I joined the AHA in graduate school because it seemed like that was what I should do if I wanted to become a professional historian: take the journal, go to the meetings, and generally identify with the profession. I still think that’s true. I understand that younger scholars sometimes doubt whether professional associations are relevant, given the contemporary challenges of making a career in history. But if you don’t join, you don’t have a voice at the table, and you aren’t doing your part to support the work that the Association does more broadly on behalf of all historians at a moment when the federal and state budget lines that our work requires are low-hanging fruit.

Do you have a favorite AHA annual meeting anecdote you would like to share?

Other than the four-day snowshoe trek back to the Northeast from Atlanta back in the 1990s? Perhaps it was going to the Oxford book party when I was an advanced graduate student (I am going to date myself and reveal that they were still called smokers then, and were held in hotel suites) and feeling a little lost. Someone introduced me to Pete Daniel, and then Pete introduced me to a bottle of bourbon someone had stashed behind a chair, and we spent the next couple hours consuming it while he told me hilarious insider stories about the Smithsonian Museum. Which also tells you what a geek I am.

Other than history, what are you passionate about?

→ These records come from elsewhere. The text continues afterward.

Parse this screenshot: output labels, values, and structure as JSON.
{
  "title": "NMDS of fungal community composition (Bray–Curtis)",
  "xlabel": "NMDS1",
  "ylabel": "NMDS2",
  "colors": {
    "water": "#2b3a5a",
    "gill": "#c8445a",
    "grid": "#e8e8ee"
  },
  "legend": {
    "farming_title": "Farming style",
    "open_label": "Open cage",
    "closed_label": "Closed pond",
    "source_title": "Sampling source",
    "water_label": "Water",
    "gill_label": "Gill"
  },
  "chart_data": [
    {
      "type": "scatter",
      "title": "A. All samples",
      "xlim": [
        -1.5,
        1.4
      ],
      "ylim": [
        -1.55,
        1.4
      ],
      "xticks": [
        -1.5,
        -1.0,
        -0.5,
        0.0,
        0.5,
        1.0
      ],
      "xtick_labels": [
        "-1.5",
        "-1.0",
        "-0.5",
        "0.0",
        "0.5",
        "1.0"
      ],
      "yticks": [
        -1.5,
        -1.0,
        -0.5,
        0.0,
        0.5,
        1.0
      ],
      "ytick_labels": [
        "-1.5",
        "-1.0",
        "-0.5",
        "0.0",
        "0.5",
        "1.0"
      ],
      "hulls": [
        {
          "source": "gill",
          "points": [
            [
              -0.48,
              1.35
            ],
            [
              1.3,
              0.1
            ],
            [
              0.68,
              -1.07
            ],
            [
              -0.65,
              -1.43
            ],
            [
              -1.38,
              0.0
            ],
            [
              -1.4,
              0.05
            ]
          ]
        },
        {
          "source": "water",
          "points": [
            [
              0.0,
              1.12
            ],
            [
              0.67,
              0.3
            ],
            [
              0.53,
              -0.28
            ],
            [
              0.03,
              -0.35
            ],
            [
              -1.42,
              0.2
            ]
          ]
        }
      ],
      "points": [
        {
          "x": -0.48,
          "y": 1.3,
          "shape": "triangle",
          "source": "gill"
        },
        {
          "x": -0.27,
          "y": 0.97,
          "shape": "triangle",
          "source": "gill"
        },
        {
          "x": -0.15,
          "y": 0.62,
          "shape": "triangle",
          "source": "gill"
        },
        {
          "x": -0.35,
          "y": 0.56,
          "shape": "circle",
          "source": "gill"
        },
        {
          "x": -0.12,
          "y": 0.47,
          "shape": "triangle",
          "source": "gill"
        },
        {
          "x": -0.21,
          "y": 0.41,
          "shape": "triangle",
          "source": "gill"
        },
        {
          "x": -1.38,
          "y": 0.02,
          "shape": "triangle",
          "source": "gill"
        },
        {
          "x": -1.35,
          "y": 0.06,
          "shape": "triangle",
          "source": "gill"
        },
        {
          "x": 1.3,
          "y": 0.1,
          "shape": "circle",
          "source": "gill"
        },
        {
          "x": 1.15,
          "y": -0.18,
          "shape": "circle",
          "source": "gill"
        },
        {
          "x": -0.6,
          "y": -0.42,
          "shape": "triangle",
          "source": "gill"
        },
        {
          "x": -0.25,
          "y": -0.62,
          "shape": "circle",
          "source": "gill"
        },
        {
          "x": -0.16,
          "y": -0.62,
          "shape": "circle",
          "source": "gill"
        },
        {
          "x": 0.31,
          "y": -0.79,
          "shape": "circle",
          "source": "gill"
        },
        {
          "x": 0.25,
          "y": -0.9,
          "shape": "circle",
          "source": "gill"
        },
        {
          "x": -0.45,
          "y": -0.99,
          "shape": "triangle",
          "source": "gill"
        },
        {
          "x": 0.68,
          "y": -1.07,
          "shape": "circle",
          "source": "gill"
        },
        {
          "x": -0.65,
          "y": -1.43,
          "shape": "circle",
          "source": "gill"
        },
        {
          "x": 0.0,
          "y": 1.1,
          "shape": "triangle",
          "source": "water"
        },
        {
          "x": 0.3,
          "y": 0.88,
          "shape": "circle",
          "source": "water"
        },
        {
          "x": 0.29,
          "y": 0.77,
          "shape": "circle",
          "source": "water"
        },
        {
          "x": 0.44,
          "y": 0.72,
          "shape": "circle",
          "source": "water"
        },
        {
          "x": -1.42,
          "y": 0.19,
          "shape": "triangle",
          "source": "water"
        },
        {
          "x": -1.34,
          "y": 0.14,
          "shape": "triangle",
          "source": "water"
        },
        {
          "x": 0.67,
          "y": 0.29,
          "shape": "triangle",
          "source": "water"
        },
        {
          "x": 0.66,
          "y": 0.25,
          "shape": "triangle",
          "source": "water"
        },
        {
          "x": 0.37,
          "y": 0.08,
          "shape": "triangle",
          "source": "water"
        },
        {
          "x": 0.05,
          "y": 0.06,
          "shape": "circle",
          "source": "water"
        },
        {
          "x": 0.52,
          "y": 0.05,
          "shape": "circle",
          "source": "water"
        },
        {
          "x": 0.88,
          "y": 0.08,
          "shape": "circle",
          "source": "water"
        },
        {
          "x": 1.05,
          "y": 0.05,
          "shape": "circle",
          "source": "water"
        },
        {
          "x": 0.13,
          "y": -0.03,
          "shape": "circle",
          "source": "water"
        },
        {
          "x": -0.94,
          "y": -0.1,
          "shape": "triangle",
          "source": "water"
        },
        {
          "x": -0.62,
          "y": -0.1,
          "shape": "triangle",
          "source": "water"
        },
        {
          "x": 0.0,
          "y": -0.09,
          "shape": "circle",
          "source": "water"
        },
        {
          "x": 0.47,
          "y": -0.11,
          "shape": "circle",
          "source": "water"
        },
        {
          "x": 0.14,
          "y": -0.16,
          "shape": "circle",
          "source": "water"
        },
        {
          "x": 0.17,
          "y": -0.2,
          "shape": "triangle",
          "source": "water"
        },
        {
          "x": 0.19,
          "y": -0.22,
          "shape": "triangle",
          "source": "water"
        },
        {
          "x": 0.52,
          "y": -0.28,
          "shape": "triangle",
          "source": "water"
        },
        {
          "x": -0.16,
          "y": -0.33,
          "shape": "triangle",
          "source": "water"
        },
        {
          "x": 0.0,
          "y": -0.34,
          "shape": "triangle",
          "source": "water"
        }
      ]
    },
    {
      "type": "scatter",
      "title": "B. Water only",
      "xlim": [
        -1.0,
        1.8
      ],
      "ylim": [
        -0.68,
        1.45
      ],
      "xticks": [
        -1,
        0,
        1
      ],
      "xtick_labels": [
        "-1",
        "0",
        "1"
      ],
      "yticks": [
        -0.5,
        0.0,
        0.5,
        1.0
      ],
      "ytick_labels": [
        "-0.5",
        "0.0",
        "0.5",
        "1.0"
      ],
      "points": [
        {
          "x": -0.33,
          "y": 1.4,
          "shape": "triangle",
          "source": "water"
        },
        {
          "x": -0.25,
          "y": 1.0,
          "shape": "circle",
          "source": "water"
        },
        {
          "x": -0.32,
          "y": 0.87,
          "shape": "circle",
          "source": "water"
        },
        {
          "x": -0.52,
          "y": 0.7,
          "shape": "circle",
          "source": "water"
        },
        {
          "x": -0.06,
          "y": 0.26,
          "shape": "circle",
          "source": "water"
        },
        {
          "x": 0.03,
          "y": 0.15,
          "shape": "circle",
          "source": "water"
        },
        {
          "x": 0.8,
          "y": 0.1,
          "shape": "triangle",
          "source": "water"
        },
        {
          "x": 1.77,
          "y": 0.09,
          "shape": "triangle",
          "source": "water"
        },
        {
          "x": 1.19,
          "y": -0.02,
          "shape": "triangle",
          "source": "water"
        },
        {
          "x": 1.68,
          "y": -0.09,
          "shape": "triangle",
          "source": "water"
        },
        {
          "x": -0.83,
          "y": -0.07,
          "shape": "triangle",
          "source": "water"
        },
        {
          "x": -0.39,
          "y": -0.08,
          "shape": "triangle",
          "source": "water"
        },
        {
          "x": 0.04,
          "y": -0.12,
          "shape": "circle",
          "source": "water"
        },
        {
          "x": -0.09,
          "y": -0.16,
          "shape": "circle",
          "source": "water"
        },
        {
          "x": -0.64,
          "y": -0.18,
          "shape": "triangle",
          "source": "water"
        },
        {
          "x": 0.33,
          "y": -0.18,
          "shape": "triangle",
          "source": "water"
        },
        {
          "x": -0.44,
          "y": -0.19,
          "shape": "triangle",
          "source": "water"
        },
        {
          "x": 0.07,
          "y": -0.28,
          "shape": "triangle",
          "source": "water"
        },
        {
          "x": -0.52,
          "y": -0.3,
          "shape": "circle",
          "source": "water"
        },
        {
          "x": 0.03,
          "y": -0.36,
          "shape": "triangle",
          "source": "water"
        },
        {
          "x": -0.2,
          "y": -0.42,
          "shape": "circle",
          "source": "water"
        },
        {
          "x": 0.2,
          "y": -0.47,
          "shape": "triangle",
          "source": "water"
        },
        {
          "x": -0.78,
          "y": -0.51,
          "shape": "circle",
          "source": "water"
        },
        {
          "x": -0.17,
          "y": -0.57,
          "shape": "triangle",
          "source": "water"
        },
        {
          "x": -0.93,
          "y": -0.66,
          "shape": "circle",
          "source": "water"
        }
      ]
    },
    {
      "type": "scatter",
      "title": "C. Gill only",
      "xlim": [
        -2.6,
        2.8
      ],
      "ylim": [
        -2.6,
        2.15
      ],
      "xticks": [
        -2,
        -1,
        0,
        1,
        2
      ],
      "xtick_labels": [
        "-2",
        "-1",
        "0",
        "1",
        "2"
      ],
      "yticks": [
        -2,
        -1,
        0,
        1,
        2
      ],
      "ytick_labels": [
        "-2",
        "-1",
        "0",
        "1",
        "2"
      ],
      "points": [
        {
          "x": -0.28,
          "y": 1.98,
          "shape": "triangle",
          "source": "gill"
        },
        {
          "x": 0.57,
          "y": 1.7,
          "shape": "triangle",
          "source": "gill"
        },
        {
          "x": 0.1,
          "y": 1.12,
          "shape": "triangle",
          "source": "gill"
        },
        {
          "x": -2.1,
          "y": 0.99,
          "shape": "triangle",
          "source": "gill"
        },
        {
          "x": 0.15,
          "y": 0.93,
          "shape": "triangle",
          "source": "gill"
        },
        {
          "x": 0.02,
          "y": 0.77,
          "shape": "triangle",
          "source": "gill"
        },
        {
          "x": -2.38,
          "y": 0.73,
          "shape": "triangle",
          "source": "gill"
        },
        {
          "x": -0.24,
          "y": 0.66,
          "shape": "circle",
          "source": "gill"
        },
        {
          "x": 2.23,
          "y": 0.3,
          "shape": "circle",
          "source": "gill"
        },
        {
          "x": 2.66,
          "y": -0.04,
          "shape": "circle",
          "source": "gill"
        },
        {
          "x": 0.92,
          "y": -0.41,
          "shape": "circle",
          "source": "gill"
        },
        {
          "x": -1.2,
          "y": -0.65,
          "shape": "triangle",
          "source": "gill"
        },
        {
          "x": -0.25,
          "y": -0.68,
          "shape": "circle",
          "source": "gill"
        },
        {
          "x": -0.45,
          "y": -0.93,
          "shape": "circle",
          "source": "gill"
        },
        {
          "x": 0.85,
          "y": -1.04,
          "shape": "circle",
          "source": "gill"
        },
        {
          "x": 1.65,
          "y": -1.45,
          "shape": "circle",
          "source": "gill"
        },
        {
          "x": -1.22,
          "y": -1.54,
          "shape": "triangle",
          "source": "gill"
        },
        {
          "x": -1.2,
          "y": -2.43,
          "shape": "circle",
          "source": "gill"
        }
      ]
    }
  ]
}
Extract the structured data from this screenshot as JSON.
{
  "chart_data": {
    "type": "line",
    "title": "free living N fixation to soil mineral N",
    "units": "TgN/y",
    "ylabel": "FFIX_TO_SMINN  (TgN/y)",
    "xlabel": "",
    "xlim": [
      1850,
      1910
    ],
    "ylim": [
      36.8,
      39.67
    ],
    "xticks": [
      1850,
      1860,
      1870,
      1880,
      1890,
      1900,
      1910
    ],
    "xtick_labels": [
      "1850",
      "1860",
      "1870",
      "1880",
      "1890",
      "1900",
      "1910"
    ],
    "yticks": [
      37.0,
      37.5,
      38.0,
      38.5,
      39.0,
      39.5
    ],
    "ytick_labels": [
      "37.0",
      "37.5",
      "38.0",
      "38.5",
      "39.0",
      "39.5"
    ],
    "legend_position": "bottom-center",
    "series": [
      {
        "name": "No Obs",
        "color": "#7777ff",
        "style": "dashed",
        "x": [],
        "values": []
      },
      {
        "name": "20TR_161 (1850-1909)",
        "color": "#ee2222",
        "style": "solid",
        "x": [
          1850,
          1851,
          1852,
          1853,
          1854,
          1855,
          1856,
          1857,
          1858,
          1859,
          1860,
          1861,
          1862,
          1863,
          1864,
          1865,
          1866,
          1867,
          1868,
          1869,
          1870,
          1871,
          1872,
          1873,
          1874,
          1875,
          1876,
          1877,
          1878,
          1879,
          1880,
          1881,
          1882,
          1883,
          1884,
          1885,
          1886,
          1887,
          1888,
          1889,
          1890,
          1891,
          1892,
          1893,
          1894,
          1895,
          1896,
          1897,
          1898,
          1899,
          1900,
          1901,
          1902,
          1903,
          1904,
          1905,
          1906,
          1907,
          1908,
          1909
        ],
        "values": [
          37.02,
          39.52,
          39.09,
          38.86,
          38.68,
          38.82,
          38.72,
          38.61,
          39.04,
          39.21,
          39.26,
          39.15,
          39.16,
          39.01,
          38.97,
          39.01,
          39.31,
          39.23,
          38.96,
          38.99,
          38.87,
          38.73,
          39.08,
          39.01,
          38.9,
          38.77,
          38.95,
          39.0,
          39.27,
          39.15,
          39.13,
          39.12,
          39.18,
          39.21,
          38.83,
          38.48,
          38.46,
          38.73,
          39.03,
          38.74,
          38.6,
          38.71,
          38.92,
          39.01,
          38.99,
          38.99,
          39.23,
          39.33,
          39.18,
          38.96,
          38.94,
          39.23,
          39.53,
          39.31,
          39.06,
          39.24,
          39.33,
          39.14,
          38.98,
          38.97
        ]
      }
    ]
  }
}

I’m passionate about the kinds of conversations that are going on between scholars and their publics in social media, and the ways that digital media opens the door to more democratic forms of access to education, to primary sources and to the capacity to collect and curate private collections. I’m also extremely excited about the possibilities of using the Internet to bridge old and new: how do you use a web-based project to inspire people to visit a paper archive? What are the financial and intellectual models that could make true Open Access publishing a reality? How do we form new intellectual communities that get us out of our department and university silos and into collaborative networks?

Any final thoughts?

I think the big cloud hanging over our heads right now is the employment problem, but I actually think a lot of young people are figuring out for themselves what to do with a history PhD. I’m very glad that the AHA is taking the lead on featuring these careers off the traditional tenure track, and I hope that the next stage is going to be departments working with graduate students to better tailor the PhD, and the expectations of faculty, to an ongoing reality that makes these jobs so important. I’ve found in my travels that a lot of graduate students have great ideas about what they would like to do if they don’t get a tenure-track or full-time job, and they don’t have enough resources, or opportunities, to develop these ideas. I think we need to fight for jobs and, at the same time, be creative about how to make these ideas into concrete opportunities.

This post first appeared on AHA Today.